When we moved to Chiang Mai Thailand, Courtney was 3 and Morgan was 6 months old. Before we got there I was adamant that I did not want a "baby maid". Our predecessor's domestic staff would become ours. They said that they had a maid, cook, gardener and a baby maid . I wrote and told them to please find another job for the baby maid as I did not want to have to fire her.
 
Aleck and Julie were the housemaid and gardener- a married couple. They lived with us as did their daughter, Ann- who became Courtney's best friend.
 
Upon seeing that we slept with our kids and breastfed, Julie told me "you raise your children like Thai people".. They did not know that "farangs" (foreigners) even liked their children.

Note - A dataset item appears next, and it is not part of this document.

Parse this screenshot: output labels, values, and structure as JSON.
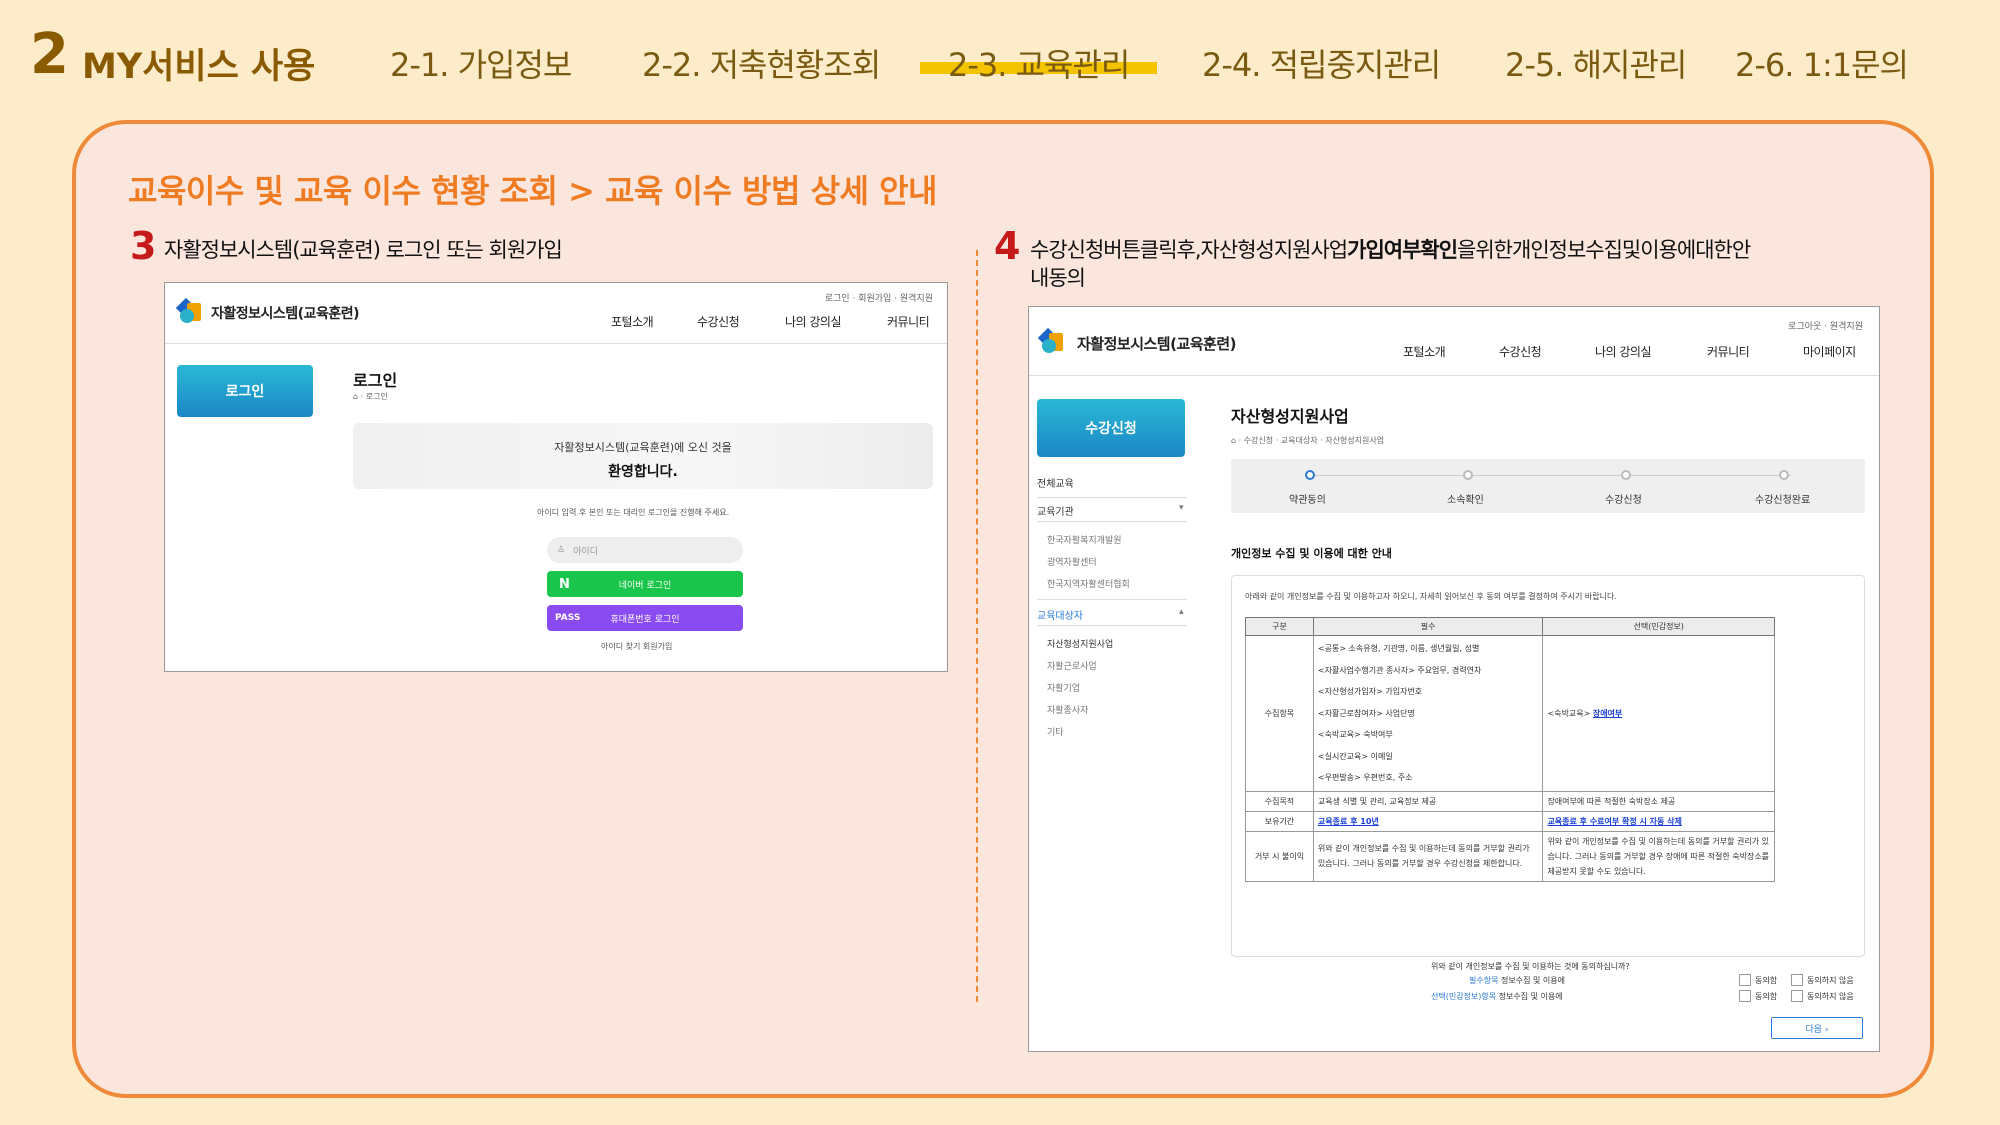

To this day I find this to be one of the greatest compliments I ever received on our parenting style.
 
We left Chiang Mai in 1983, but have kept in touch with Aleck and Julie through the years.
 
 They met my son Austin when he was 2 years old. I was attending a WHO conference as a representative of LLLI, and, of course my 2 year old Austin went with me. That was in 1989.
 
My son, Austin is now 35. He and his girlfriend are traveling and Chiang Mai is one of the places that are visiting . Yesterday, Austin and his girlfriend, Kristin, met with Aleck, Julie and Ann for lunch in Chiang Mai.